Consentimiento y coacción en las mujeres prostituidas
Un argumento que aparece
recurrentemente en la literatura sobre prostitución y que está muy asentado en
el imaginario colectivo es el de la legitimidad de la relación entre la mujer
prostituida y el prostituidor, siempre y cuando las mujeres elijan libremente
esa actividad. Sin embargo, ¿hasta qué punto las mujeres en situación de
prostitución, todas ellas pobres y en algunos países, además, inmigrantes,
pueden ser definidas como libres a la hora de elegir la prostitución como forma
de vida? Con esta pregunta, queremos señalar que la cuestión del consentimiento
es una variable fundamental a la hora de adoptar una posición ética sobre la
prostitución.
¿Es un contrato libre, y por ello
legítimo, el que establece la mujer prostituida y el cliente?

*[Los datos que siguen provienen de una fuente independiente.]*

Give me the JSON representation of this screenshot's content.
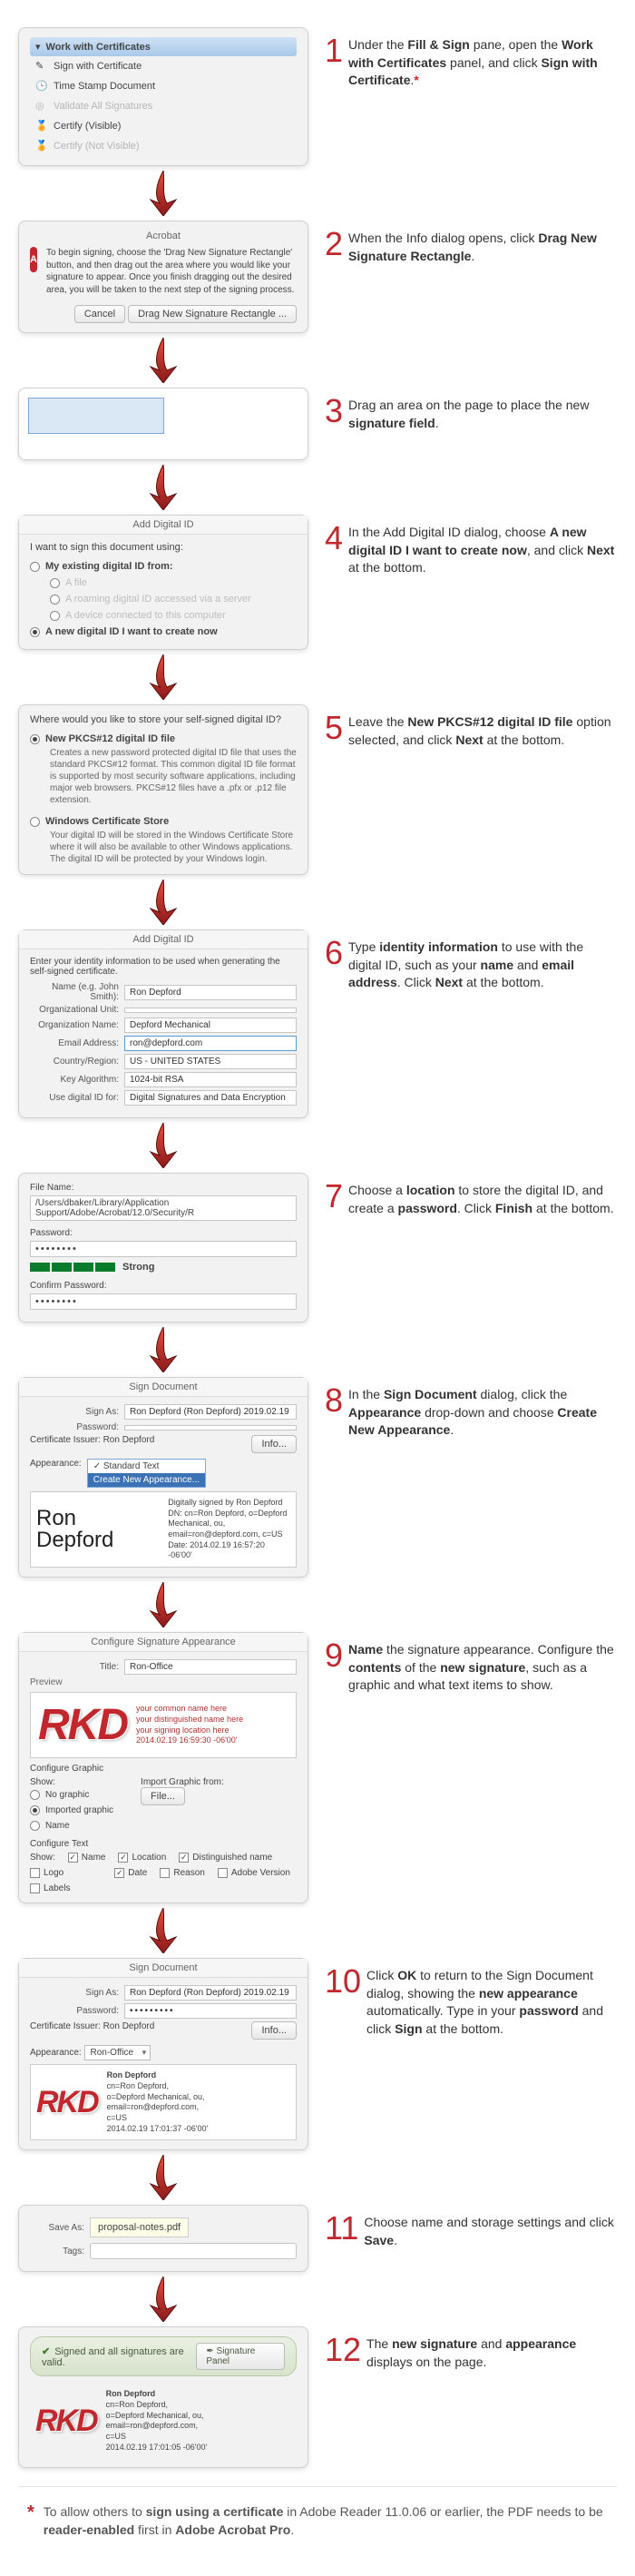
{
  "steps": [
    {
      "n": "1",
      "html": "Under the <b>Fill & Sign</b> pane, open the <b>Work with Certificates</b> panel, and click <b>Sign with Certificate</b>.<span class='star'>*</span>"
    },
    {
      "n": "2",
      "html": "When the Info dialog opens, click <b>Drag New Signature Rectangle</b>."
    },
    {
      "n": "3",
      "html": "Drag an area on the page to place the new <b>signature field</b>."
    },
    {
      "n": "4",
      "html": "In the Add Digital ID dialog, choose <b>A new digital ID I want to create now</b>, and click <b>Next</b> at the bottom."
    },
    {
      "n": "5",
      "html": "Leave the <b>New PKCS#12 digital ID file</b> option selected, and click <b>Next</b> at the bottom."
    },
    {
      "n": "6",
      "html": "Type <b>identity information</b> to use with the digital ID, such as your <b>name</b> and <b>email address</b>. Click <b>Next</b> at the bottom."
    },
    {
      "n": "7",
      "html": "Choose a <b>location</b> to store the digital ID, and create a <b>password</b>. Click <b>Finish</b> at the bottom."
    },
    {
      "n": "8",
      "html": "In the <b>Sign Document</b> dialog, click the <b>Appearance</b> drop-down and choose <b>Create New Appearance</b>."
    },
    {
      "n": "9",
      "html": "<b>Name</b> the signature appearance. Configure the <b>contents</b> of the <b>new signature</b>, such as a graphic and what text items to show."
    },
    {
      "n": "10",
      "html": "Click <b>OK</b> to return to the Sign Document dialog, showing the <b>new appearance</b> automatically. Type in your <b>password</b> and click <b>Sign</b> at the bottom."
    },
    {
      "n": "11",
      "html": "Choose name and storage settings and click <b>Save</b>."
    },
    {
      "n": "12",
      "html": "The <b>new signature</b> and <b>appearance</b> displays on the page."
    }
  ],
  "s1": {
    "header": "Work with Certificates",
    "items": [
      "Sign with Certificate",
      "Time Stamp Document",
      "Validate All Signatures",
      "Certify (Visible)",
      "Certify (Not Visible)"
    ]
  },
  "s2": {
    "title": "Acrobat",
    "body": "To begin signing, choose the 'Drag New Signature Rectangle' button, and then drag out the area where you would like your signature to appear. Once you finish dragging out the desired area, you will be taken to the next step of the signing process.",
    "cancel": "Cancel",
    "drag": "Drag New Signature Rectangle ..."
  },
  "s4": {
    "title": "Add Digital ID",
    "lead": "I want to sign this document using:",
    "o1": "My existing digital ID from:",
    "o1a": "A file",
    "o1b": "A roaming digital ID accessed via a server",
    "o1c": "A device connected to this computer",
    "o2": "A new digital ID I want to create now"
  },
  "s5": {
    "lead": "Where would you like to store your self-signed digital ID?",
    "o1": "New PKCS#12 digital ID file",
    "o1d": "Creates a new password protected digital ID file that uses the standard PKCS#12 format. This common digital ID file format is supported by most security software applications, including major web browsers. PKCS#12 files have a .pfx or .p12 file extension.",
    "o2": "Windows Certificate Store",
    "o2d": "Your digital ID will be stored in the Windows Certificate Store where it will also be available to other Windows applications. The digital ID will be protected by your Windows login."
  },
  "s6": {
    "title": "Add Digital ID",
    "lead": "Enter your identity information to be used when generating the self-signed certificate.",
    "fields": {
      "name_l": "Name (e.g. John Smith):",
      "name_v": "Ron Depford",
      "ou_l": "Organizational Unit:",
      "ou_v": "",
      "org_l": "Organization Name:",
      "org_v": "Depford Mechanical",
      "em_l": "Email Address:",
      "em_v": "ron@depford.com",
      "cr_l": "Country/Region:",
      "cr_v": "US - UNITED STATES",
      "ka_l": "Key Algorithm:",
      "ka_v": "1024-bit RSA",
      "use_l": "Use digital ID for:",
      "use_v": "Digital Signatures and Data Encryption"
    }
  },
  "s7": {
    "fn_l": "File Name:",
    "fn_v": "/Users/dbaker/Library/Application Support/Adobe/Acrobat/12.0/Security/R",
    "pw_l": "Password:",
    "pw_v": "••••••••",
    "str": "Strong",
    "cpw_l": "Confirm Password:",
    "cpw_v": "••••••••"
  },
  "s8": {
    "title": "Sign Document",
    "sa_l": "Sign As:",
    "sa_v": "Ron Depford (Ron Depford) 2019.02.19",
    "pw_l": "Password:",
    "iss_l": "Certificate Issuer: Ron Depford",
    "info": "Info...",
    "ap_l": "Appearance:",
    "dd1": "Standard Text",
    "dd2": "Create New Appearance...",
    "name": "Ron Depford",
    "meta": "Digitally signed by Ron Depford\nDN: cn=Ron Depford, o=Depford\nMechanical, ou,\nemail=ron@depford.com, c=US\nDate: 2014.02.19 16:57:20 -06'00'"
  },
  "s9": {
    "title": "Configure Signature Appearance",
    "t_l": "Title:",
    "t_v": "Ron-Office",
    "pv": "Preview",
    "pv_lines": "your common name here\nyour distinguished name here\nyour signing location here\n2014.02.19 16:59:30 -06'00'",
    "cg": "Configure Graphic",
    "show": "Show:",
    "g1": "No graphic",
    "g2": "Imported graphic",
    "g3": "Name",
    "imp": "Import Graphic from:",
    "file": "File...",
    "ct": "Configure Text",
    "cks": [
      "Name",
      "Location",
      "Distinguished name",
      "Logo",
      "Date",
      "Reason",
      "Adobe Version",
      "Labels"
    ]
  },
  "s10": {
    "title": "Sign Document",
    "sa_l": "Sign As:",
    "sa_v": "Ron Depford (Ron Depford) 2019.02.19",
    "pw_l": "Password:",
    "pw_v": "•••••••••",
    "iss_l": "Certificate Issuer: Ron Depford",
    "info": "Info...",
    "ap_l": "Appearance:",
    "ap_v": "Ron-Office",
    "name": "Ron Depford",
    "meta": "cn=Ron Depford,\no=Depford Mechanical, ou,\nemail=ron@depford.com,\nc=US\n2014.02.19 17:01:37 -06'00'"
  },
  "s11": {
    "sa_l": "Save As:",
    "sa_v": "proposal-notes.pdf",
    "tg_l": "Tags:"
  },
  "s12": {
    "bar": "Signed and all signatures are valid.",
    "panel": "Signature Panel",
    "name": "Ron Depford",
    "meta": "cn=Ron Depford,\no=Depford Mechanical, ou,\nemail=ron@depford.com,\nc=US\n2014.02.19 17:01:05 -06'00'"
  },
  "foot": "To allow others to <b>sign using a certificate</b> in Adobe Reader 11.0.06 or earlier, the PDF needs to be <b>reader-enabled</b> first in <b>Adobe Acrobat Pro</b>."
}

La Modernidad se
edificó sobre una nueva relación social, la contractual, y la piedra angular de
ese edificio fue el consentimiento. La figura del individuo como sujeto
político, la configuración de una nueva clase hegemónica, la burguesía, y la
propuesta de un nuevo sistema político, la democracia son los elementos
centrales del nuevo mundo. Y es ahí donde precisamente adquiere sentido la
categoría de consentimiento. La Modernidad no aceptará la instauración de
sistemas políticos ni relaciones sociales que no estén basados en un contrato
basado en el consentimiento de sus miembros. No podríamos entender la
democracia ni el resto de las relaciones sociales, incluido el matrimonio,
fuera del contrato. Ese tipo de relación contractual es históricamente nueva y
surge como una conquista frente a las relaciones sociales medievales, basadas
en relaciones de adscripción.
A fin de comprender las
relaciones sociales que se desarrollan entre el varón prostituidor y la mujer
prostituida es necesario hacer una reflexión sobre la naturaleza del contrato y
sobre la naturaleza del consentimiento. Rousseau explica que un contrato
firmado por dos partes en la que una de ellas está dominada por la necesidad no
es un contrato legítimo. Kant también explica que no se puede ser al mismo
tiempo cosa y persona, propiedad y propietario. Estos filósofos sugieren que
esos contratos podrán ser legales, pero nunca legítimos porque la capacidad de
decisión de quien está dominado por la necesidad vicia ese consentimiento. En
esa misma línea, en el siglo XIX, Marx lanzaba una mirada crítica a los
contratos establecidos entre un burgués y un obrero, entre un empresario y un
trabajador, al poner en cuestión los contratos económicos basados en la
necesidad absoluta de una de las partes contratantes. Y de esta argumentación
se deriva una conclusión que ha estado en el fundamento de todas las teorías
críticas de la sociedad: no puede haber libertad de contrato absoluto en
sistemas sociales edificados sobre dominaciones. Ya en el siglo XX, Carole
Pateman analiza el contrato entre prostituidor y mujer prostituida como carente
de legitimidad, pues esa relación se origina en un contrato sexual sobre el que
se edifican las sociedades patriarcales.
Nos interesa señalar que la
ilimitada libertad de contrato forma parte del núcleo ideológico más duro del
liberalismo y la crítica a esa libertad absoluta forma parte de las señas de
identidad de los pensamientos críticos. La idea que queremos subrayar es que la
libertad y el consentimiento de las mujeres que llegan a la prostitución son
reducidos, pues están limitados por la pobreza, la falta de recursos
culturales, la escasa autonomía y en muchos casos por el abuso sexual en la
infancia. Y para que todo ello adquiera sentido hay que señalar que esas
realidades están inscritas en el marco de sociedades patriarcales en las que
los varones tienen una posición de hegemonía sobre las mujeres.
Los análisis que intentan
justificar la prostitución como un contrato legítimo se apoyan en
argumentaciones funcionales al neoliberalismo, para cuya ideología los
contratos no deben tener límites. Los autores y autoras que defienden la
legitimidad de ese contrato fundamentándolo en la voluntad del individuo, se
olvidan que libertad y voluntad no coinciden en muchas ocasiones.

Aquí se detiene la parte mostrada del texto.